The others waiting were kind enough to allow me in with the next five people. The officer looked at me and said, “I told you that you cannot wear that sweater because you can see through it.” I was stunned….what you could see were the sleeves of the shirt! I asked him if the shirt was alright and he said yes but the sweater had to go. I stepped outside and the group waiting groaned in unison. I explained that I couldn’t wear the sweater. One woman reached for it; I took it off and tossed it to her. (I would have lost ten minutes more taking it to my car.) I hurried back inside again as I did not have to go out the gate this time. The officer said, “What did you do with it?” I said I gave it to a person waiting. He said, “You have to get rid of it, it is contraband.”
By this time I am ready to collapse with anxiety. All I want to do is have this day with my son. I am not a rule breaker and try very hard to do what is right. I exited the building again. I took the sweater from the woman and threw it in the garbage outside the building. When I entered the building again the officer asked me what I did with it and I told him I threw it away. Now he is really upset! He said, “I told you that is contraband”. “You left it where an inmate could get it when he empties the garbage!” “Take it to your car.”
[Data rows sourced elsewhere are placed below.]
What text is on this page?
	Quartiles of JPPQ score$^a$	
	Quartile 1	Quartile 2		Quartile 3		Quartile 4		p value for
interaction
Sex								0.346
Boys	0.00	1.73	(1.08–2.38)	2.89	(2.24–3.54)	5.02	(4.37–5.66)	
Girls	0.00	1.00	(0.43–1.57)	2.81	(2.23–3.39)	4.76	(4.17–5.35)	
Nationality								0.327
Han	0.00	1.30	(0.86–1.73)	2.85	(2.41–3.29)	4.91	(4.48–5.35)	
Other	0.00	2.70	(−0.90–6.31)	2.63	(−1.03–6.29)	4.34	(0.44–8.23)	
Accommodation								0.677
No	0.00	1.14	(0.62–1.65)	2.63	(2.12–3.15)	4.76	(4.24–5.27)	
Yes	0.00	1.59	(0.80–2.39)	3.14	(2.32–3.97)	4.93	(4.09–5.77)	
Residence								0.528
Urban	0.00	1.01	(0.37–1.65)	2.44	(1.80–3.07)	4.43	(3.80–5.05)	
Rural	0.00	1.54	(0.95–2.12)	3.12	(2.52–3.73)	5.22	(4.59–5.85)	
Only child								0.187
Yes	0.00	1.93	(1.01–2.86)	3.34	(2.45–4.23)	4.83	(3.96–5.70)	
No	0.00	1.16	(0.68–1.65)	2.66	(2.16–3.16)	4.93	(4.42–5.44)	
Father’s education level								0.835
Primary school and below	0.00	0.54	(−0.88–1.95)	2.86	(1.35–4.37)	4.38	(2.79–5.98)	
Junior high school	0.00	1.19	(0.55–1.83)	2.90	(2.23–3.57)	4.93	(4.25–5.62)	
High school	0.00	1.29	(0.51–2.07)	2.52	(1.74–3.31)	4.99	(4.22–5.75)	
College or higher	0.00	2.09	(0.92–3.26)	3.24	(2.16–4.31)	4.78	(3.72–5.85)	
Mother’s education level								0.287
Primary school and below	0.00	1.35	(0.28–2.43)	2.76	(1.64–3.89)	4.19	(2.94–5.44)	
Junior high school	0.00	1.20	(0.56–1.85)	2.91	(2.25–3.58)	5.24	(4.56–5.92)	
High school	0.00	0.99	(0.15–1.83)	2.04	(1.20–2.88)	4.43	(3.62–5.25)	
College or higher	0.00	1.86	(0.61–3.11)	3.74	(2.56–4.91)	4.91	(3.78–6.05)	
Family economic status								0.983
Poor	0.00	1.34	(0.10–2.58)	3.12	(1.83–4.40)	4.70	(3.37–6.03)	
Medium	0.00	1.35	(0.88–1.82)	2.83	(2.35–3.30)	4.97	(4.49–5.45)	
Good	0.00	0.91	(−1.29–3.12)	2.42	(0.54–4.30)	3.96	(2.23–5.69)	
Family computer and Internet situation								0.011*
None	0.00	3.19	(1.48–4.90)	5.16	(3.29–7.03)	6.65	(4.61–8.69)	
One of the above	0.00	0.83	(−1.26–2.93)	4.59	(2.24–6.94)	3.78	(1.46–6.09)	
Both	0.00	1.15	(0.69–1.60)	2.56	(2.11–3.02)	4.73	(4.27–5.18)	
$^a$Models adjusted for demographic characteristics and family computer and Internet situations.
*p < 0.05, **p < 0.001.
Now I am crying. I left yet again and opened the garbage (which is outside the prison by the way), took my sweater to my car and returned. Again the group waiting were kind enough to let me go in with the next group. My heart was pounding and it was all I could do not to cry. All I could think about was having driven over 1300 miles to visit with my son and every minute of this foolishness is subtracted from my time with him.
I made it through initial security. Then you meet with another officer who writes down what jewelry you are wearing and glasses you have with you. Then you go to a private room to be “frisked” by a female guard. There were 3 other woman in this room with me. Of course they had all seen what I had gone through. One lovely woman looked at me and began to pray that Jesus would give me peace and that I would have an amazing visit with my son.
And I did have an amazing visit! To hug him and be hugged back! To plan for the future and give thanks for today! Michael went to the lady who gave me the shirt and thanked her. Later he went to the woman who prayed with me and thanked her.
The visiting park began to fill up. At about 11:30 AM the guards began to call off the names of the first visitors who arrived and they had to leave to make room for others who were waiting outside! Over 15 visitors had to leave before noon that day. If I had gotten in with the first 3 groups I would have been ordered to leave early as well. Someone was watching out over me that day! God knew how much that visit meant to both me and my son and He allowed us to have that day and the next together.
I don’t know the two ladies who assisted me or if they will ever read this. But I do pray blessings on them and their loved ones. The world, even the prison world, is full of remarkable people.